28 марта 1824 года Воронцов написал графу К. В. Нессельроде письмо, в котором настаивал на удалении Пушкина из Одессы, снабдив свое требование очень тонкими и хитрыми доводами. В этом своем доносе Воронцов не решился пустить в ход прямую политическую клевету, но косвенно постарался скомпрометировать поэта в глазах царя. «Я не могу пожаловаться на Пушкина за что-либо, напротив, казалось, он стал гораздо сдержаннее и умереннее прежнего, но собственный интерес молодого человека, не лишенного дарований, и которого недостатки происходят скорее от ума, нежели от сердца, заставляет меня желать его удаления из Одессы. Главный недостаток Пушкина — честолюбие. Он прожил здесь сезон морских купаний и имеет уже множество льстецов, хвалящих его произведения; это поддерживает в нем вредное заблуждение и кружит его голову тем, что он замечательный писатель, в то время как он только слабый подражатель писателя, в пользу которого можно сказать очень мало, лорда Байрона…» Оценить этот ядовитый намек в полной мере не так трудно, если мы вспомним, что Александру I очень были известны строки Байрона[600], исполненные презрения и сарказма, направленные лично против него.
Итак, прямого политического доноса Воронцов на этот раз не решился послать, и ему трудно было это сделать, потому что поведение Пушкина в Одессе не давало для этого никакого повода. Оппозиционность Пушкина в 1823–1824 годах не была такой явной, как в Петербурге и в Кишиневе. Воронцов приписывал эту осторожность Пушкина своему влиянию. Он писал Киселеву, начальнику штаба второй армии, что поэт его «боится»; он, Воронцов, говорит с ним не более двух-трех слов в недели две; он не добряк Инзов, который «терял время на споры» с молодым человеком; нет, он, Воронцов, не любит его манер, и он держится невысокого мнения об его таланте; нельзя быть настоящим поэтом без образования, а Пушкин ничему не учился…
Граф М. С. Воронцов, вероятно, искренно считал себя более образованным, чем Пушкин. Как же! Граф прекрасно говорил по-английски, а Пушкин только теперь стал читать английские книги и произносил английские слова, как они пишутся; у графа был кодекс правил, которые обеспечивали ему возможность высказывать при случае солидные сентенции, а Пушкин любил парадоксы и не мог похвастаться цитатами из авторитетов; граф был уверен, что существует незыблемая логика и что истина и здравый смысл — одно и то же, а поэт сомневался в логических категориях и думал, что истина вовсе не здравый смысл, а «безумие для эллинов»[601]. Граф считал Пушкина «необразованным человеком», а Пушкин, в свою очередь, полагал, что этот милорд «полуневежда». Они не понимали друг друга.
Догадка графа, что сдержанность в тогдашних политических суждениях Пушкина объясняется его влиянием, основана была на прямом недоразумении.
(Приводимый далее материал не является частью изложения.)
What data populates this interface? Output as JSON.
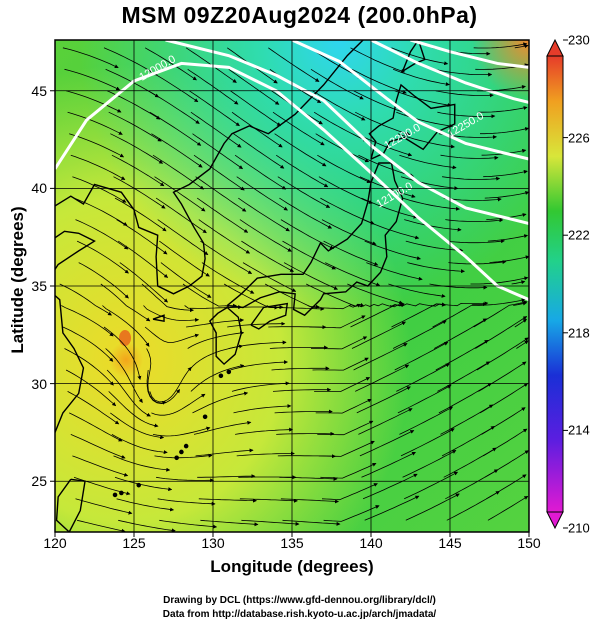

Это умаление оппозиционности Пушкина объяснялось разочарованием его в успехе освободительного движения. Реакция побеждала по всему фронту — в Германии, в Италии, в Австрии, в Испании, наконец в Греции. Вот почему Пушкин написал тогда стихотворение «Свободы сеятель пустынный…». Эти его ямбы исполнены сурового сарказма, а не рабской покорности:
Паситесь, мирные народы!
Вас не пробудит чести клич!
К чему стадам дары свободы?
Их должно резать или стричь;
Наследство их из рода в роды —
Ярмо с гремушками да бич…
Разочарование в гетерии отразилось и в тогдашних письмах Пушкина. В конце июня 1824 года он писал Вяземскому из Одессы: «Греция мне огадила. О судьбе греков позволено рассуждать, как о судьбе моей братии негров, можно тем и другим желать освобождения от рабства нестерпимого. Но чтобы все просвещенные европейские народы бредили Грецией это непростительное ребячество. Иезуиты натолковали нам о Фемистокле и Перикле, а мы вообразили, что пакостный народ, состоящий из разбойников и лавочников, есть законнорожденный их потомок и наследник их школьной славы. Ты скажешь, что я переменил свое мнение. Приехал бы ты к нам в Одессу посмотреть на соотечественников Мильтиада[602] и ты бы со мною согласился…»
А между тем граф Воронцов, не получив ответа от Нессельроде на первое свое письмо, спешил со вторым посланием, где, ссылаясь на греческих эмигрантов, которые казались опасными петербургскому правительству, тут же упоминает о Пушкине, как будто допуская возможность его связи с гетерией: «По этому поводу я повторяю мою просьбу избавить меня от Пушкина…» Этот донос датируется 2 мая, а в июне был им послан третий донос, где, как уверяет Вигель, «поступки Пушкина были представлены в ужасном виде».